On 5 July 2018, in a first-instance verdict, all eight defendants were found guilty of illegally detaining civilians and holding them in unbearable living conditions. The eight were acquitted of committing crimes against prisoners of war, as the court found that all the detainees had been civilians. The trial had lasted more than six years. Đelilović and Kazić were sentenced to ten years in prison. Fadil Čović and Hujić were sentenced to eight years in prison. Šabić and Halid Čović were sentenced to six years in prison. Mešanović and Kalember were both sentenced to five years. Đelilović and Halid Čović's lawyers appealed the verdict. On 15 July 2019, the appeals chamber of the Court of Bosnia and Herzegovina overturned the convictions and ordered a retrial.
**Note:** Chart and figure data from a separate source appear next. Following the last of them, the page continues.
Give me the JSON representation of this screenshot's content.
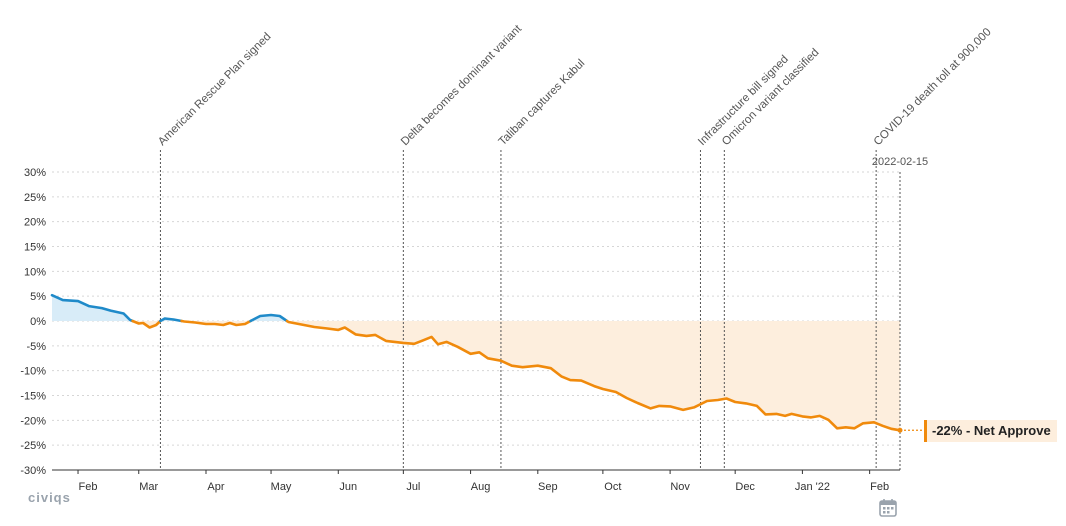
{
  "brand": "civiqs",
  "badge": {
    "text": "-22% - Net Approve"
  },
  "date_label": "2022-02-15",
  "colors": {
    "positive": "#1f8ac9",
    "negative": "#f08a0c",
    "positive_fill": "#d8ecf8",
    "negative_fill": "#fdeedd",
    "event_line": "#555555",
    "grid": "#d6d6d6"
  },
  "icons": {
    "calendar": "calendar-icon"
  },
  "chart_data": {
    "type": "line",
    "title": "",
    "xlabel": "",
    "ylabel": "",
    "ylim": [
      -30,
      30
    ],
    "y_ticks": [
      30,
      25,
      20,
      15,
      10,
      5,
      0,
      -5,
      -10,
      -15,
      -20,
      -25,
      -30
    ],
    "y_tick_labels": [
      "30%",
      "25%",
      "20%",
      "15%",
      "10%",
      "5%",
      "0%",
      "-5%",
      "-10%",
      "-15%",
      "-20%",
      "-25%",
      "-30%"
    ],
    "xlim": [
      "2021-01-20",
      "2022-02-15"
    ],
    "x_ticks": [
      {
        "date": "2021-02-01",
        "label": "Feb"
      },
      {
        "date": "2021-03-01",
        "label": "Mar"
      },
      {
        "date": "2021-04-01",
        "label": "Apr"
      },
      {
        "date": "2021-05-01",
        "label": "May"
      },
      {
        "date": "2021-06-01",
        "label": "Jun"
      },
      {
        "date": "2021-07-01",
        "label": "Jul"
      },
      {
        "date": "2021-08-01",
        "label": "Aug"
      },
      {
        "date": "2021-09-01",
        "label": "Sep"
      },
      {
        "date": "2021-10-01",
        "label": "Oct"
      },
      {
        "date": "2021-11-01",
        "label": "Nov"
      },
      {
        "date": "2021-12-01",
        "label": "Dec"
      },
      {
        "date": "2022-01-01",
        "label": "Jan '22"
      },
      {
        "date": "2022-02-01",
        "label": "Feb"
      }
    ],
    "grid": true,
    "series": [
      {
        "points": [
          [
            "2021-01-20",
            5.2
          ],
          [
            "2021-01-25",
            4.2
          ],
          [
            "2021-02-01",
            4.0
          ],
          [
            "2021-02-06",
            3.0
          ],
          [
            "2021-02-12",
            2.6
          ],
          [
            "2021-02-16",
            2.1
          ],
          [
            "2021-02-22",
            1.5
          ],
          [
            "2021-02-25",
            0.2
          ],
          [
            "2021-03-01",
            -0.5
          ],
          [
            "2021-03-03",
            -0.4
          ],
          [
            "2021-03-06",
            -1.3
          ],
          [
            "2021-03-09",
            -0.8
          ],
          [
            "2021-03-11",
            0.0
          ],
          [
            "2021-03-13",
            0.5
          ],
          [
            "2021-03-17",
            0.3
          ],
          [
            "2021-03-22",
            -0.1
          ],
          [
            "2021-03-27",
            -0.3
          ],
          [
            "2021-04-01",
            -0.6
          ],
          [
            "2021-04-05",
            -0.6
          ],
          [
            "2021-04-09",
            -0.8
          ],
          [
            "2021-04-12",
            -0.4
          ],
          [
            "2021-04-15",
            -0.8
          ],
          [
            "2021-04-19",
            -0.6
          ],
          [
            "2021-04-22",
            0.1
          ],
          [
            "2021-04-26",
            1.0
          ],
          [
            "2021-05-01",
            1.2
          ],
          [
            "2021-05-05",
            1.0
          ],
          [
            "2021-05-09",
            -0.2
          ],
          [
            "2021-05-15",
            -0.7
          ],
          [
            "2021-05-21",
            -1.2
          ],
          [
            "2021-05-27",
            -1.5
          ],
          [
            "2021-06-01",
            -1.8
          ],
          [
            "2021-06-04",
            -1.3
          ],
          [
            "2021-06-09",
            -2.7
          ],
          [
            "2021-06-14",
            -3.0
          ],
          [
            "2021-06-18",
            -2.8
          ],
          [
            "2021-06-23",
            -4.0
          ],
          [
            "2021-07-01",
            -4.4
          ],
          [
            "2021-07-06",
            -4.6
          ],
          [
            "2021-07-10",
            -3.9
          ],
          [
            "2021-07-14",
            -3.2
          ],
          [
            "2021-07-17",
            -4.7
          ],
          [
            "2021-07-21",
            -4.2
          ],
          [
            "2021-07-26",
            -5.2
          ],
          [
            "2021-08-01",
            -6.6
          ],
          [
            "2021-08-05",
            -6.3
          ],
          [
            "2021-08-09",
            -7.5
          ],
          [
            "2021-08-15",
            -8.0
          ],
          [
            "2021-08-20",
            -9.0
          ],
          [
            "2021-08-25",
            -9.3
          ],
          [
            "2021-09-01",
            -9.0
          ],
          [
            "2021-09-07",
            -9.5
          ],
          [
            "2021-09-12",
            -11.2
          ],
          [
            "2021-09-16",
            -11.9
          ],
          [
            "2021-09-21",
            -12.0
          ],
          [
            "2021-09-27",
            -13.1
          ],
          [
            "2021-10-01",
            -13.7
          ],
          [
            "2021-10-07",
            -14.3
          ],
          [
            "2021-10-12",
            -15.5
          ],
          [
            "2021-10-17",
            -16.5
          ],
          [
            "2021-10-23",
            -17.6
          ],
          [
            "2021-10-27",
            -17.1
          ],
          [
            "2021-11-01",
            -17.2
          ],
          [
            "2021-11-07",
            -17.9
          ],
          [
            "2021-11-12",
            -17.4
          ],
          [
            "2021-11-18",
            -16.1
          ],
          [
            "2021-11-23",
            -15.9
          ],
          [
            "2021-11-27",
            -15.6
          ],
          [
            "2021-12-01",
            -16.3
          ],
          [
            "2021-12-06",
            -16.6
          ],
          [
            "2021-12-11",
            -17.1
          ],
          [
            "2021-12-15",
            -18.8
          ],
          [
            "2021-12-20",
            -18.7
          ],
          [
            "2021-12-24",
            -19.1
          ],
          [
            "2021-12-27",
            -18.7
          ],
          [
            "2022-01-01",
            -19.2
          ],
          [
            "2022-01-05",
            -19.4
          ],
          [
            "2022-01-09",
            -19.1
          ],
          [
            "2022-01-13",
            -19.9
          ],
          [
            "2022-01-17",
            -21.6
          ],
          [
            "2022-01-21",
            -21.4
          ],
          [
            "2022-01-25",
            -21.6
          ],
          [
            "2022-01-29",
            -20.6
          ],
          [
            "2022-02-03",
            -20.4
          ],
          [
            "2022-02-07",
            -21.1
          ],
          [
            "2022-02-11",
            -21.7
          ],
          [
            "2022-02-15",
            -22.0
          ]
        ]
      }
    ],
    "events": [
      {
        "date": "2021-03-11",
        "label": "American Rescue Plan signed"
      },
      {
        "date": "2021-07-01",
        "label": "Delta becomes dominant variant"
      },
      {
        "date": "2021-08-15",
        "label": "Taliban captures Kabul"
      },
      {
        "date": "2021-11-15",
        "label": "Infrastructure bill signed"
      },
      {
        "date": "2021-11-26",
        "label": "Omicron variant classified"
      },
      {
        "date": "2022-02-04",
        "label": "COVID-19 death toll at 900,000"
      }
    ],
    "current_value": -22
  }
}
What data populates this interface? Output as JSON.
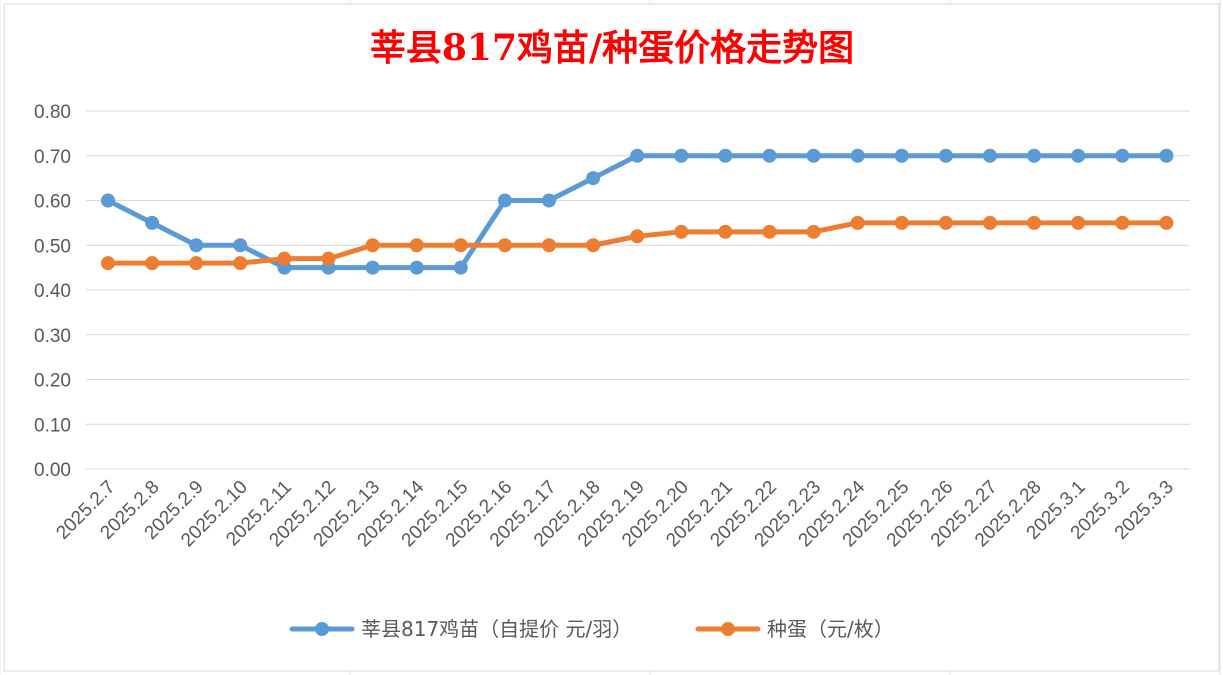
{
  "chart_data": {
    "type": "line",
    "title": "莘县817鸡苗/种蛋价格走势图",
    "categories": [
      "2025.2.7",
      "2025.2.8",
      "2025.2.9",
      "2025.2.10",
      "2025.2.11",
      "2025.2.12",
      "2025.2.13",
      "2025.2.14",
      "2025.2.15",
      "2025.2.16",
      "2025.2.17",
      "2025.2.18",
      "2025.2.19",
      "2025.2.20",
      "2025.2.21",
      "2025.2.22",
      "2025.2.23",
      "2025.2.24",
      "2025.2.25",
      "2025.2.26",
      "2025.2.27",
      "2025.2.28",
      "2025.3.1",
      "2025.3.2",
      "2025.3.3"
    ],
    "series": [
      {
        "name": "莘县817鸡苗（自提价 元/羽）",
        "color": "#5b9bd5",
        "values": [
          0.6,
          0.55,
          0.5,
          0.5,
          0.45,
          0.45,
          0.45,
          0.45,
          0.45,
          0.6,
          0.6,
          0.65,
          0.7,
          0.7,
          0.7,
          0.7,
          0.7,
          0.7,
          0.7,
          0.7,
          0.7,
          0.7,
          0.7,
          0.7,
          0.7
        ]
      },
      {
        "name": "种蛋（元/枚）",
        "color": "#ed7d31",
        "values": [
          0.46,
          0.46,
          0.46,
          0.46,
          0.47,
          0.47,
          0.5,
          0.5,
          0.5,
          0.5,
          0.5,
          0.5,
          0.52,
          0.53,
          0.53,
          0.53,
          0.53,
          0.55,
          0.55,
          0.55,
          0.55,
          0.55,
          0.55,
          0.55,
          0.55
        ]
      }
    ],
    "ylim": [
      0,
      0.8
    ],
    "yticks": [
      "0.00",
      "0.10",
      "0.20",
      "0.30",
      "0.40",
      "0.50",
      "0.60",
      "0.70",
      "0.80"
    ],
    "grid": true,
    "legend_position": "bottom"
  }
}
The retrial commenced on 17 September 2019. The proceedings against Mešanović were subsequently separated from that of the other defendants on account of Mešanović's poor health. Đelilović died mid-trial on 9 March 2021. The municipality of Hadžići declared a day of mourning following his death. On 10 June 2021, the Court of Bosnia and Herzegovina upheld the first-instance verdicts of all six remaining defendants except Halid Čović, whose sentence was reduced to five years. In its ruling, the court upheld that 500 Bosnian Serb and 90 Bosnian Croat civilians had been detained at Silos. The verdicts cannot be appealed; the time the defendants spent imprisoned was calculated toward their sentences. Mešanović's verdict was scheduled to be delivered the following day. On 11 June, the court once again found Mešanović guilty and increased his sentence to six years' imprisonment.

===Legacy===
In November 2012, the judges presiding over Karadžić's trial at the International Criminal Tribunal for the former Yugoslavia in The Hague dismissed the testimony of camp survivor Radojka Pandurević on the grounds that it did not pertain directly to the charges against Karadžić. (Note: Pandurević had written a nine-page statement which she intended to submit as evidence. The judges ruled that much of her statement, especially the passages pertaining to her experiences at Silos, were "irrelevant – and thus inadmissible". Although her statement was admitted as evidence, the passages pertaining to Silos – representing around one-third of her statement – were blacked out.) Pandurević had been summoned to appear as a defence witness by Karadžić. The following year, the legal scholar Janine Natalya Clark interviewed Pandurević, who had been detained at Silos for 1,339 days. "[My] time at the ICTY was worse than [my] time in the camp," the woman told Clark. She also stated that the experience further reinforced her belief that "the Tribunal has no interest in hearing about crimes against Serbs." Clark noted that most of the local Bosniaks she interviewed denied having any knowledge of the camp and invariably redirected the conversation towards atrocities committed by the Bosnian Serbs.

In 2013, camp survivor Đorđo Šuvajlo published a memoir titled 1,135 Days (1.135 dana), recounting his experiences at Silos. An English-language translation of the memoir was published in 2017.